A scalable audio bit-stream for an multi channel audio signal characterized by comprising a first waveform based bit-stream component, a second bit-stream component comprising first multi channel extension data and a third bit-stream component comprising second alternative multi channel extension data, the first multi channel extension data and the second alternative multi channel extension data representing alternative multi channel extension data independently of each other relating to the first waveform based bit-stream component, and the first waveform based bit-stream component and the second bit-stream component corresponding to a first representation of the multi channel audio signal and the first waveform based bit-stream component and the third bit-stream component corresponding to a second alternative representation of the multi channel audio signal
A storage medium having stored thereon a signal according to claim 19.
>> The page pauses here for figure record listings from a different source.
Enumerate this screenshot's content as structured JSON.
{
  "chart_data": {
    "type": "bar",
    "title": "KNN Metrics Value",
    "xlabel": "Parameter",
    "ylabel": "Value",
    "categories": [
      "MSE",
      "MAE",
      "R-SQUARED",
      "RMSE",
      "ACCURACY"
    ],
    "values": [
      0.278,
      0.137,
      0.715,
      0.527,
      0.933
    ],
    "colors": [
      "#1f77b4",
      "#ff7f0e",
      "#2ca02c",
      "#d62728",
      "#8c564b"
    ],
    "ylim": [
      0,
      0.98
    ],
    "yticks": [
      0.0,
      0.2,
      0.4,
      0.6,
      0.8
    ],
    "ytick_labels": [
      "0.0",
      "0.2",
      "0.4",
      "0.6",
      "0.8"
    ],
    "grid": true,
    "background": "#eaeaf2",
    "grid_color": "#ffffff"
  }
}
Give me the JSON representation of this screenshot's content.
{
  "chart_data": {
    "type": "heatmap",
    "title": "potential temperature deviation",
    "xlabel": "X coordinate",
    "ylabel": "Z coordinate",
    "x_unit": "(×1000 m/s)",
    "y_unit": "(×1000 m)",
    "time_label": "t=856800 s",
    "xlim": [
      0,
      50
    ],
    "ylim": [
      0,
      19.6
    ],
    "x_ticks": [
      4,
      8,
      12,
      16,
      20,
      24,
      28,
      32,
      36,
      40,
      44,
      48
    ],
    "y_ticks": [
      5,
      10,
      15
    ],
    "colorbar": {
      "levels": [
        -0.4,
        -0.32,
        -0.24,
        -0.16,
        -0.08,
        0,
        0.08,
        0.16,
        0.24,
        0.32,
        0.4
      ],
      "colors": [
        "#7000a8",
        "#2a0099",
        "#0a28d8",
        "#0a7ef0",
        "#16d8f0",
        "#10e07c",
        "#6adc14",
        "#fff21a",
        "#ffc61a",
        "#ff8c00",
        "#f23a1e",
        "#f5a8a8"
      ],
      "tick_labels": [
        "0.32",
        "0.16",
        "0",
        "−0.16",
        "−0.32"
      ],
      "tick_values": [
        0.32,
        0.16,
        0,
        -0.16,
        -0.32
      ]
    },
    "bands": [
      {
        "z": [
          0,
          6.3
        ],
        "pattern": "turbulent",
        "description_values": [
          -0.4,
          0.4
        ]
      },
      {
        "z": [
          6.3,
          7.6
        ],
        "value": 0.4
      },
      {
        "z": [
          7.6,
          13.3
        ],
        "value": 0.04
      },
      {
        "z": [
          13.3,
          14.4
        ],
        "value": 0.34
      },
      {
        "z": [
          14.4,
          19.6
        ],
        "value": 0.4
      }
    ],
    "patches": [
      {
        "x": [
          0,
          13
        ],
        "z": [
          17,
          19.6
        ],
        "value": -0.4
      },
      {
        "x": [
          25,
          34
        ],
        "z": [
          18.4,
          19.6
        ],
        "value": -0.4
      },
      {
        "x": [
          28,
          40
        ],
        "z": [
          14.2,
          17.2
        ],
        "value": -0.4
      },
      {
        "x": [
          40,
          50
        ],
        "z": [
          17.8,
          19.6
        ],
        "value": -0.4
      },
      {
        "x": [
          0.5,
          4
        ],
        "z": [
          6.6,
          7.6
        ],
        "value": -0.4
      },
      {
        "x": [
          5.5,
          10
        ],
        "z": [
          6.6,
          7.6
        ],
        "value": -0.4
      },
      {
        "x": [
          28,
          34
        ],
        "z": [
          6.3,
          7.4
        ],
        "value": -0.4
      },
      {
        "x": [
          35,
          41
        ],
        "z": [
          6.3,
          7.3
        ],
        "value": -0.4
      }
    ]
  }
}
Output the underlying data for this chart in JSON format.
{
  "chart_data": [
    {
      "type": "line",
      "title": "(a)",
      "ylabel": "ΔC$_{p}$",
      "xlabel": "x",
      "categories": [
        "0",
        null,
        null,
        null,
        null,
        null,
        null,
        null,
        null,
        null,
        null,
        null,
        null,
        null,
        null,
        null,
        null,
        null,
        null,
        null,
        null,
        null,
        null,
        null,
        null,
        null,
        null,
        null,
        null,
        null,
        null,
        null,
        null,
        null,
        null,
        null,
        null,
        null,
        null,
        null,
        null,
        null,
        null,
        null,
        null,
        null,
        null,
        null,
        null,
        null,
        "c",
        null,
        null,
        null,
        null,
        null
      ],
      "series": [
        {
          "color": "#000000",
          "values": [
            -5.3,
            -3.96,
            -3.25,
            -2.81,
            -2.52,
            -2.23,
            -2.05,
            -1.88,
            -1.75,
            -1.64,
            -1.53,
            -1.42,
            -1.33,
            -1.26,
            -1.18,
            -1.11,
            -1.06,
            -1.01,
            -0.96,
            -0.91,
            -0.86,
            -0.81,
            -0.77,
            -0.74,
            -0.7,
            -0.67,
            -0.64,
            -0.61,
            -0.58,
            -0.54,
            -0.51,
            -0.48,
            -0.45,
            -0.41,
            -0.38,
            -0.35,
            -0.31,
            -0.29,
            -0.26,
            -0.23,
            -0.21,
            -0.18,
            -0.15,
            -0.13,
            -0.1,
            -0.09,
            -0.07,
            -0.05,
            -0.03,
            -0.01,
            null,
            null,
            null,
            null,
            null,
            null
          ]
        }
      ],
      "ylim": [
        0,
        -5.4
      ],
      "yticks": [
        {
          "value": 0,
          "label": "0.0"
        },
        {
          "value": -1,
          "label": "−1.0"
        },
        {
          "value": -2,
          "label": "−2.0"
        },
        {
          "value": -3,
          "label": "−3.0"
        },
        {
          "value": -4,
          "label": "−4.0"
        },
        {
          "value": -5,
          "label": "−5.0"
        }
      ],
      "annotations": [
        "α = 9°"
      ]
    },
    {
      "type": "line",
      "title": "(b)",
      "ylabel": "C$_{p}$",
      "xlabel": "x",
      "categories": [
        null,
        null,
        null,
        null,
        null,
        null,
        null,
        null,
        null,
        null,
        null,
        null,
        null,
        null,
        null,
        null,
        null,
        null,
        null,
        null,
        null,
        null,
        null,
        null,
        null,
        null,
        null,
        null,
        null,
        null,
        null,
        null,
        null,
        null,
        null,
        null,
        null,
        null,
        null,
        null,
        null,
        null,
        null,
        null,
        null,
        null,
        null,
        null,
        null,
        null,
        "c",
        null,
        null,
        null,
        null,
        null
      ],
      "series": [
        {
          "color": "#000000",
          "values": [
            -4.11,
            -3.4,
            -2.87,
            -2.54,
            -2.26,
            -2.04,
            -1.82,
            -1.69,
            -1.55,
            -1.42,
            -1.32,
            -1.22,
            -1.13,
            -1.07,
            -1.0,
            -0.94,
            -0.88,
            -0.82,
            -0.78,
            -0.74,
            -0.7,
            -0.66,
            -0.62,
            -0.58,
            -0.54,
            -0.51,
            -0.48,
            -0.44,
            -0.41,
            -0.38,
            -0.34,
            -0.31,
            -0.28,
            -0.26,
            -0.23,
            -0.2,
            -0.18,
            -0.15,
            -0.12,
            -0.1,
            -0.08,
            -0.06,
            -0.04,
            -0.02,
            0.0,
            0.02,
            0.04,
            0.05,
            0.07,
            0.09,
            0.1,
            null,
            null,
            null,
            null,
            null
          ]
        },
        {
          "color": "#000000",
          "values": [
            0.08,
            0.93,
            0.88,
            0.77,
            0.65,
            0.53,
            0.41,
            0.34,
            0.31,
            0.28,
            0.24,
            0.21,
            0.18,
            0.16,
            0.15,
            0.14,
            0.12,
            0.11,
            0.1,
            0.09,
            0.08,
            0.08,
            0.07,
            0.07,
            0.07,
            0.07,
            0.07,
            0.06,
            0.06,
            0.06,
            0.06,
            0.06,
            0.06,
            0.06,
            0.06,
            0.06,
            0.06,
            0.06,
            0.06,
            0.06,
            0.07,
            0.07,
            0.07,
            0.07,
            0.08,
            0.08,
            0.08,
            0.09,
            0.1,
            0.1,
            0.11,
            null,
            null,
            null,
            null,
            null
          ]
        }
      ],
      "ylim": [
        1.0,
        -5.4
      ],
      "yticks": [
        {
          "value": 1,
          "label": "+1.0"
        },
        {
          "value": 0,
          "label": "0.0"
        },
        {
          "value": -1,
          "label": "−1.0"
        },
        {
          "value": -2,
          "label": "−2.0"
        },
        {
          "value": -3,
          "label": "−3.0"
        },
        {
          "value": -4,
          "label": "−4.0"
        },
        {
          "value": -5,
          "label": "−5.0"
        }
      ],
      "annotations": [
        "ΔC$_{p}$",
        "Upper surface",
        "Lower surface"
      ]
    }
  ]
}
A receiver (903) comprising the decoder of claim 1.
A transmitter (901) for transmitting an multi channel audio signal in a scalable audio bit-stream and comprising the encoder of claim 16.
A transmission system (900) for transmitting an multi channel audio signal, the transmission system comprising the encoder of claim 1 and the encoder of claim 16.
A method of receiving an multi channel audio signal from a scalable audio bit-stream, the method comprising the method of claim 17.
A method of transmitting an multi channel audio signal in a scalable audio bit-stream, the method comprising the method of claim 18.
A method of transmitting and receiving an multi channel audio signal, the method comprising the method of claim 17 and the method of claim 18.
A computer program product for executing the method of any of the claims 17, 18, 24, 25 or 26.
An audio playing device (903) comprising a decoder (200) according to claim 1.
An audio recording device (901) comprising an encoder (100) according to claim 16.